Watching movies until we run out.


September 12, 2011


Oh, Pixar. How you love to make me cry.

I suppose there are plenty of movies about irascible and lonely old men, but most of them don’t go to such lengths to explain how he became so lonely. The opening of this movie shows our hero Karl as a young boy and how he meets his wife to be. Then – mostly in simple pantomime with a brilliantly simple but touching score – it shows highlights of their entire life together. It shows their marriage, their plans to adventure abroad often foiled by the usual events of real life, their inability to have children. Eventually they grow old together, never having been able to travel abroad as they had wished in their youth, and when Ellie dies it leaves Karl all by himself in the house they lived their entire lives in.

It’s one of the most heart-rendingly touching scenes ever committed to film, and it’s the opening to a children’s movie. This starting sequence is the reason that I now do not go to see a Pixar film in the theater without tissues in my pocket (a policy I was glad of when we went to Toys Story 3.)

You need this scene here, too, to make Karl a sympathetic character. As an old man he’s bitter and angry. He’s being pressured by a sleazy real estate developer to sell his house so it can be demolished to make way for a new high-rise building, and when it seems like he’s going to lose the home he instead opts to strap thousands of balloons to it and float it to South America. His behaviors and attitude would seem irrational and incomprehensible if you didn’t know already about Ellie and their life together.

Of course this movie is no all poignancy and meditations on lost opportunities and lost loves. It is, after all, a children’s animated movie. It features a disarmingly optimistic foil for Karl in his stowaway sidekick the young scout Russell. There’s also a loony cartoon bird and lots of talking dogs (given voices by a translator box on their collars. Indeed the movie’s very tenderness makes these more comedic elements that much more precious.

As is so often the case this movie wonderfully illustrates the brilliance of the geniuses at Pixar. Pete Docter understands how to use his medium to get inside his viewers. This is effective storytelling, plain and simple. I feel drained after watching it because it’s so emotionally taxing (and how many kid’s movies can I say that about) but it’s a good kind of emotional trip. Validating and affirming.
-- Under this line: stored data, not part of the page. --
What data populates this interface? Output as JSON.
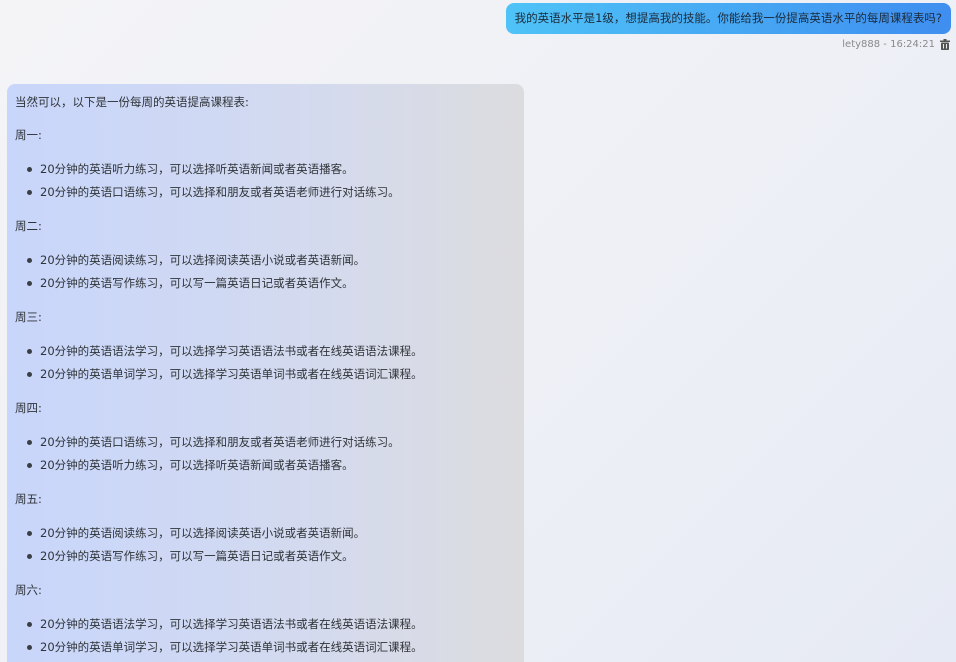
{
  "user_message": {
    "text": "我的英语水平是1级，想提高我的技能。你能给我一份提高英语水平的每周课程表吗?",
    "meta": "lety888 - 16:24:21",
    "delete_icon": "trash-icon"
  },
  "bot_message": {
    "intro": "当然可以，以下是一份每周的英语提高课程表:",
    "days": [
      {
        "label": "周一:",
        "items": [
          "20分钟的英语听力练习，可以选择听英语新闻或者英语播客。",
          "20分钟的英语口语练习，可以选择和朋友或者英语老师进行对话练习。"
        ]
      },
      {
        "label": "周二:",
        "items": [
          "20分钟的英语阅读练习，可以选择阅读英语小说或者英语新闻。",
          "20分钟的英语写作练习，可以写一篇英语日记或者英语作文。"
        ]
      },
      {
        "label": "周三:",
        "items": [
          "20分钟的英语语法学习，可以选择学习英语语法书或者在线英语语法课程。",
          "20分钟的英语单词学习，可以选择学习英语单词书或者在线英语词汇课程。"
        ]
      },
      {
        "label": "周四:",
        "items": [
          "20分钟的英语口语练习，可以选择和朋友或者英语老师进行对话练习。",
          "20分钟的英语听力练习，可以选择听英语新闻或者英语播客。"
        ]
      },
      {
        "label": "周五:",
        "items": [
          "20分钟的英语阅读练习，可以选择阅读英语小说或者英语新闻。",
          "20分钟的英语写作练习，可以写一篇英语日记或者英语作文。"
        ]
      },
      {
        "label": "周六:",
        "items": [
          "20分钟的英语语法学习，可以选择学习英语语法书或者在线英语语法课程。",
          "20分钟的英语单词学习，可以选择学习英语单词书或者在线英语词汇课程。"
        ]
      }
    ]
  }
}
We have been somewhat avoiding watching this movie for a while now because I knew how taxing it would be. Although we wept through most of the film I have to say that in the end I’m delighted to have this in our collection. My one regret is that after having seen it twice in the theater in 3-D I have been unable to get it in 3-D Blu-Ray. Not that the 3-D effects are essential to watching the movie – it just ads a little bit to the experience that I miss now.